Thanks for reaching out to Q&A.
You can install Simba Spark ODBC Driver to query Azure Databricks via ODBC connection. However you wont be able to install ODBC driver due to the functions sandbox limitation
You could use Windows Containers on Azure App Service in which you have control over what drivers or custom software to install.
To run Functions inside the container you can use the following Windows Container for Azure Functions v3 : mcr.microsoft.com/azure-functions/dotnet:3.0-nanoserver-1809 and run it App Service: https://learn.microsoft.com/en-us/azure/app-service/quickstart-custom-container?pivots=container-windows&tabs=dotnet
Please note that, you won’t have the portal experience.
I hope this helps!
Please 'Accept as answer' and ‘Upvote’ if it helped so that it can help others in the community looking for help on similar topics.
Hi @MughundhanRaveendran-MSFT ,
I will not be able to go for the App service. I got a suggestion to use databricks sql endpoints? From what I understand, to use databricks SQL endpoints, I would still require ODBC driver.

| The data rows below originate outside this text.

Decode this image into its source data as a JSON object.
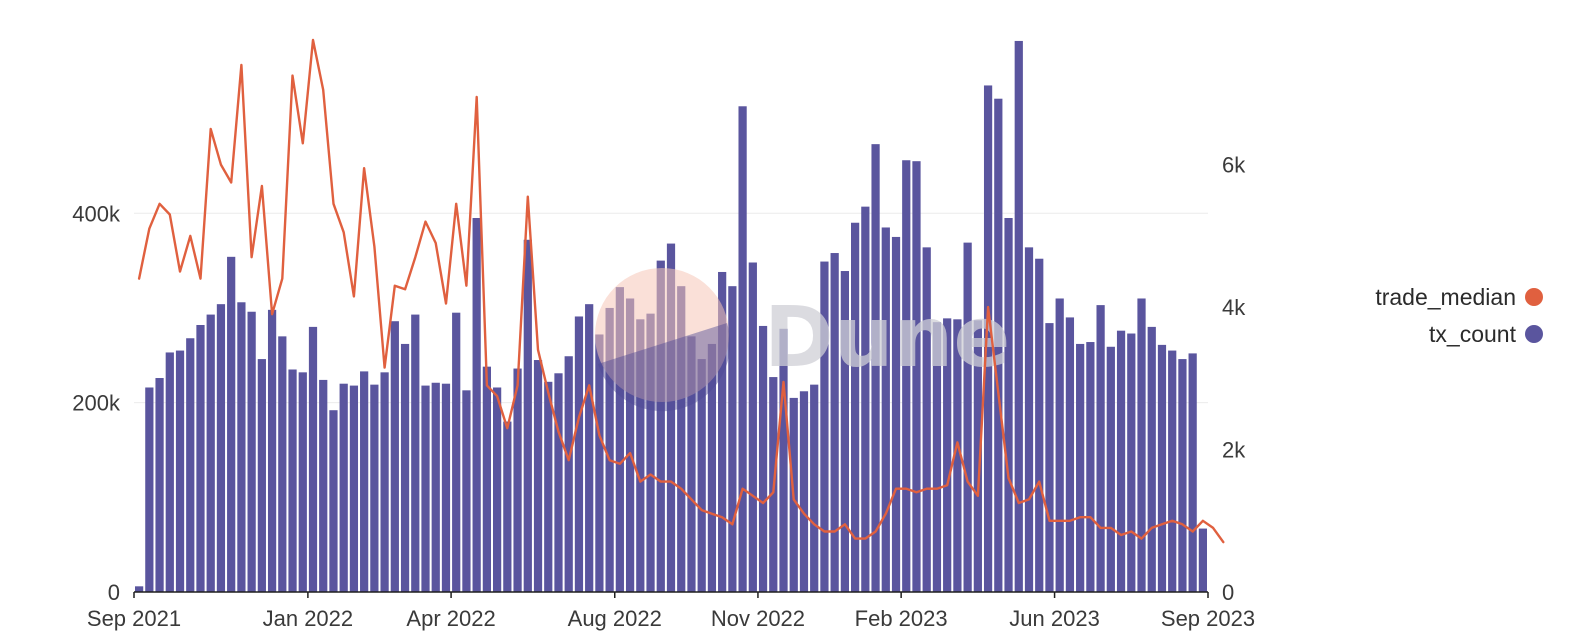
{
  "chart_data": {
    "type": "bar",
    "x_tick_labels": [
      "Sep 2021",
      "Jan 2022",
      "Apr 2022",
      "Aug 2022",
      "Nov 2022",
      "Feb 2023",
      "Jun 2023",
      "Sep 2023"
    ],
    "left_axis": {
      "ticks": [
        0,
        200000,
        400000
      ],
      "tick_labels": [
        "0",
        "200k",
        "400k"
      ],
      "ylim": [
        0,
        583000
      ]
    },
    "right_axis": {
      "ticks": [
        0,
        2000,
        4000,
        6000
      ],
      "tick_labels": [
        "0",
        "2k",
        "4k",
        "6k"
      ],
      "ylim": [
        0,
        7750
      ]
    },
    "grid": true,
    "legend_position": "right",
    "series": [
      {
        "name": "tx_count",
        "type": "bar",
        "axis": "left",
        "color": "#5a559e",
        "values": [
          6000,
          216000,
          226000,
          253000,
          255000,
          268000,
          282000,
          293000,
          304000,
          354000,
          306000,
          296000,
          246000,
          298000,
          270000,
          235000,
          232000,
          280000,
          224000,
          192000,
          220000,
          218000,
          233000,
          219000,
          232000,
          286000,
          262000,
          293000,
          218000,
          221000,
          220000,
          295000,
          213000,
          395000,
          238000,
          216000,
          180000,
          236000,
          372000,
          245000,
          222000,
          231000,
          249000,
          291000,
          304000,
          272000,
          300000,
          322000,
          310000,
          288000,
          294000,
          350000,
          368000,
          323000,
          270000,
          246000,
          262000,
          338000,
          323000,
          513000,
          348000,
          281000,
          227000,
          278000,
          205000,
          212000,
          219000,
          349000,
          358000,
          339000,
          390000,
          407000,
          473000,
          385000,
          375000,
          456000,
          455000,
          364000,
          285000,
          289000,
          288000,
          369000,
          287000,
          535000,
          521000,
          395000,
          582000,
          364000,
          352000,
          284000,
          310000,
          290000,
          262000,
          264000,
          303000,
          259000,
          276000,
          273000,
          310000,
          280000,
          261000,
          255000,
          246000,
          252000,
          67000
        ]
      },
      {
        "name": "trade_median",
        "type": "line",
        "axis": "right",
        "color": "#e0603f",
        "values": [
          4400,
          5100,
          5450,
          5300,
          4500,
          5000,
          4400,
          6500,
          6000,
          5750,
          7400,
          4700,
          5700,
          3900,
          4400,
          7250,
          6300,
          7750,
          7050,
          5450,
          5050,
          4150,
          5950,
          4850,
          3150,
          4300,
          4250,
          4700,
          5200,
          4900,
          4050,
          5450,
          4300,
          6950,
          2900,
          2750,
          2300,
          2900,
          5550,
          3400,
          2800,
          2250,
          1850,
          2450,
          2900,
          2200,
          1850,
          1800,
          1950,
          1550,
          1650,
          1550,
          1550,
          1450,
          1300,
          1150,
          1100,
          1050,
          950,
          1450,
          1350,
          1250,
          1400,
          2950,
          1300,
          1100,
          950,
          850,
          850,
          950,
          750,
          750,
          850,
          1100,
          1450,
          1450,
          1400,
          1450,
          1450,
          1500,
          2100,
          1550,
          1350,
          4000,
          2800,
          1600,
          1250,
          1300,
          1550,
          1000,
          1000,
          1000,
          1050,
          1050,
          900,
          900,
          800,
          850,
          750,
          900,
          950,
          1000,
          950,
          850,
          1000,
          900,
          700
        ],
        "approx_peak_values": []
      }
    ]
  },
  "legend": {
    "items": [
      {
        "label": "trade_median",
        "color": "#e0603f"
      },
      {
        "label": "tx_count",
        "color": "#5a559e"
      }
    ]
  },
  "watermark": {
    "text": "Dune"
  }
}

I can call Rest API but they do not have the capability to return the result back to azure functions. One option is to write the result to storage and access read from there in my function.
Could you please let me know if my understanding is correct?
@Karpagam Gurumurthy , If you write the result to the storage, it can be read using Storage blob trigger or Storage queue trigger functions.
Were you able to get to a solution to this problem ? I am also looking at a potential solution for a similar scenario. SQL Endpoints -- to be consumed at Azure Function apps.
How is the performance overall if there is this additional layer of writing and reading from storage.